With a huff, Evie walks past him toward the door. She points her finger at me. “I’m going to kill you.”
“Did you hear that?” I ask Robbie. “She just threatened my life.”
“I didn’t hear a thing,” Robbie replies. He winks at Evie. “Sorry about this, Evie,” he says quietly. “Proper procedure and all that.”
“It’s not your fault, Robbie,” she says. She glares at me. “It’s his.”
I follow them to the car. I still have no idea where my clothes are, so Robbie has me get in wearing the apron. “This is undignified,” I complain.
Robbie grins. “It rather is,” he agrees.
He pushes my head down as he puts me in the car. I settle in the back seat, and Evie glares at me from her side. “If you so much as touch me—” She stops and lets the words hang there in the air.
“Clifford,” I say, “I wouldn’t touch you if you were the last woman on earth.”
“I hate you.” She sits there next to me, seething. I can almost see the steam coming from her ears. “I hope they lock you up and throw away the key.”
“I’d rather be locked up in a cell for the rest of my life than be stuck here with you,” I grumble and adjust the apron demurely around my thighs. When she catches me doing that, she rolls her eyes.

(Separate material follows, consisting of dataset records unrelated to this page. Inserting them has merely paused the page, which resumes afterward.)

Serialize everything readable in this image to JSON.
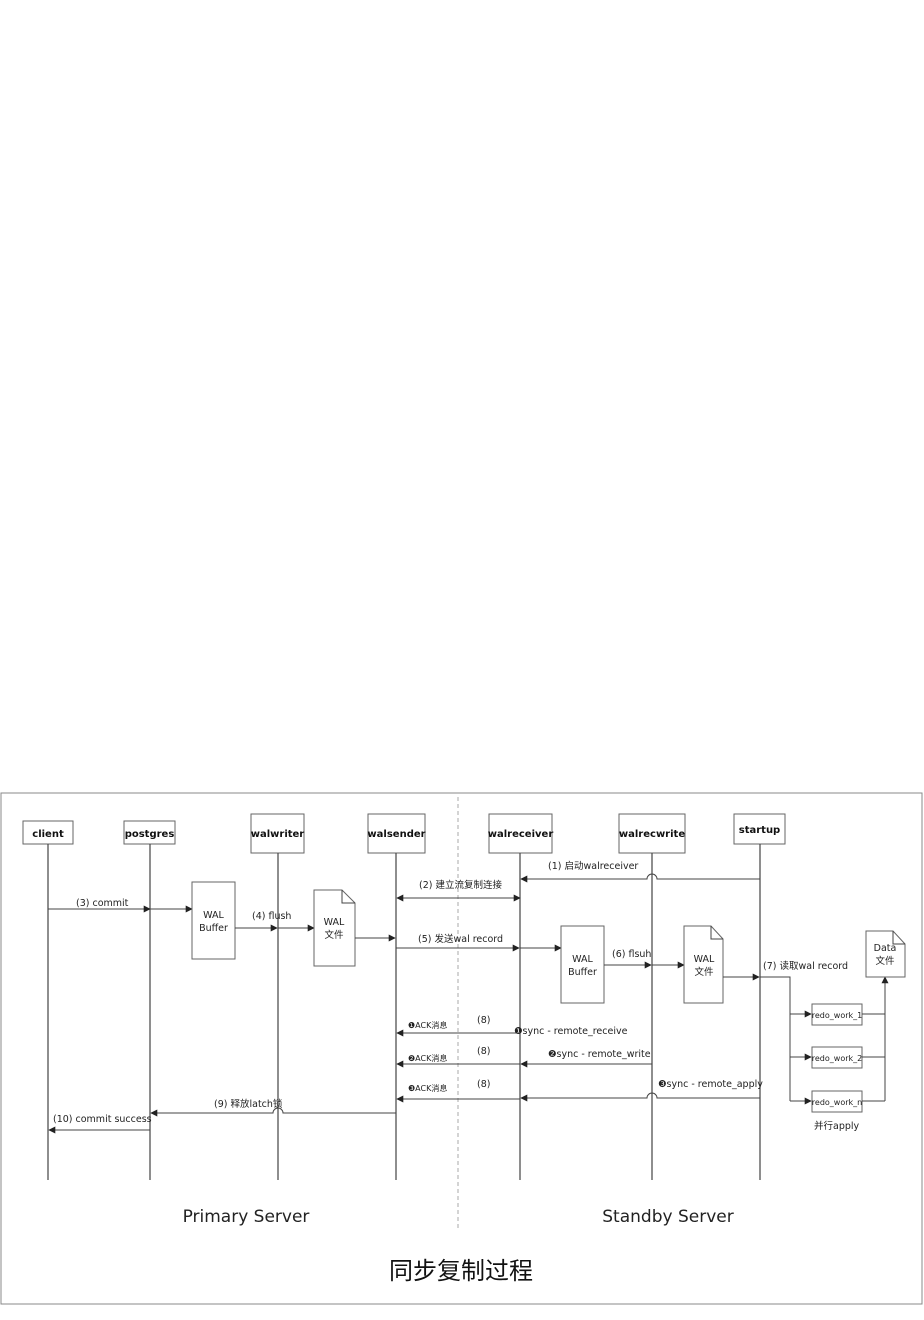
{
  "participants": {
    "client": "client",
    "postgres": "postgres",
    "walwriter": "walwriter",
    "walsender": "walsender",
    "walreceiver": "walreceiver",
    "walrecwrite": "walrecwrite",
    "startup": "startup"
  },
  "messages": {
    "m1": "(1) 启动walreceiver",
    "m2": "(2) 建立流复制连接",
    "m3": "(3) commit",
    "m4": "(4) flush",
    "m5": "(5) 发送wal record",
    "m6": "(6) flsuh",
    "m7": "(7) 读取wal record",
    "m8": "(8)",
    "m9": "(9) 释放latch锁",
    "m10": "(10) commit success",
    "ack1": "❶ACK消息",
    "ack2": "❷ACK消息",
    "ack3": "❸ACK消息",
    "sync1": "❶sync - remote_receive",
    "sync2": "❷sync - remote_write",
    "sync3": "❸sync - remote_apply"
  },
  "nodes": {
    "wal_buffer_line1": "WAL",
    "wal_buffer_line2": "Buffer",
    "wal_file_line1": "WAL",
    "wal_file_line2": "文件",
    "data_file_line1": "Data",
    "data_file_line2": "文件",
    "redo1": "redo_work_1",
    "redo2": "redo_work_2",
    "redon": "redo_work_n",
    "parallel": "并行apply"
  },
  "sections": {
    "primary": "Primary Server",
    "standby": "Standby Server"
  },
  "title": "同步复制过程"
}
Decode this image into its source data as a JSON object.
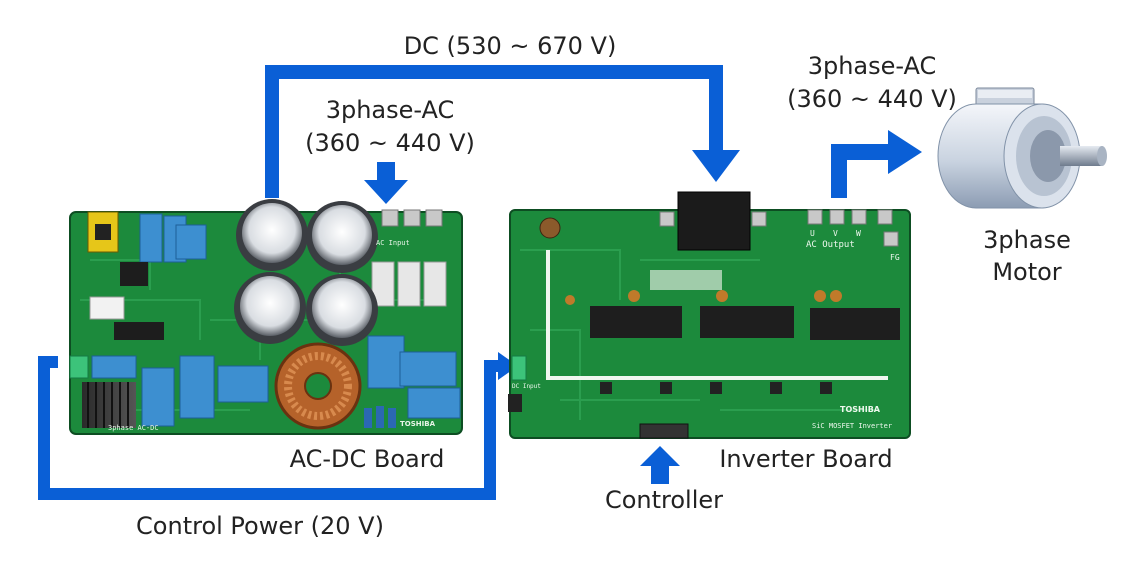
{
  "labels": {
    "dc_bus": "DC (530 ~ 670 V)",
    "input_ac_line1": "3phase-AC",
    "input_ac_line2": "(360 ~ 440 V)",
    "output_ac_line1": "3phase-AC",
    "output_ac_line2": "(360 ~ 440 V)",
    "motor_line1": "3phase",
    "motor_line2": "Motor",
    "acdc_board": "AC-DC Board",
    "inverter_board": "Inverter Board",
    "controller": "Controller",
    "control_power": "Control Power (20 V)"
  },
  "board_markings": {
    "acdc_silk": "3phase AC-DC",
    "acdc_input": "AC Input",
    "acdc_brand": "TOSHIBA",
    "inverter_ac_output": "AC Output",
    "inverter_phases": [
      "U",
      "V",
      "W"
    ],
    "inverter_brand": "TOSHIBA",
    "inverter_silk": "SiC MOSFET Inverter",
    "inverter_dc_input": "DC Input",
    "inverter_fg": "FG"
  },
  "colors": {
    "arrow": "#0a5fd6",
    "pcb": "#1c8a3c",
    "capacitor_blue": "#3d8fd0",
    "text": "#222222"
  }
}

“I hate you so much,” she says as she stares out the window on her side.
I am well aware of how much she hates me. She has informed me of that very fact every time she has been in my presence for the past twenty-five years. And the fact that we now have matching tattoos does nothing whatsoever to change her feelings.
2
Evie
“I can’t believe you got me into this shit,” Barbara-Claire says from where she sits next to me in the waiting area by the holding cells at the interim jail. She whispers it out the side of her mouth.
I turn my head so I can glare at her. “You can thank that husband of yours for this. He was the only sober one, and he still let us do dumb shit.”
Junior Adams has never been known for his good judgment. When we were all fifteen, he decided we needed to drive to the state line so we could stand on top of the line and be in two states at once. “We’re like superheroes!” he’d yelled out, straddling the imaginary line, legs wide apart and hands on hips. “Look! I’m in Virginia and North Carolina at the same time!” Then his gaze had turned serious. “What’s my superhero name going to be?” he’d asked. And he wasn’t even drinking.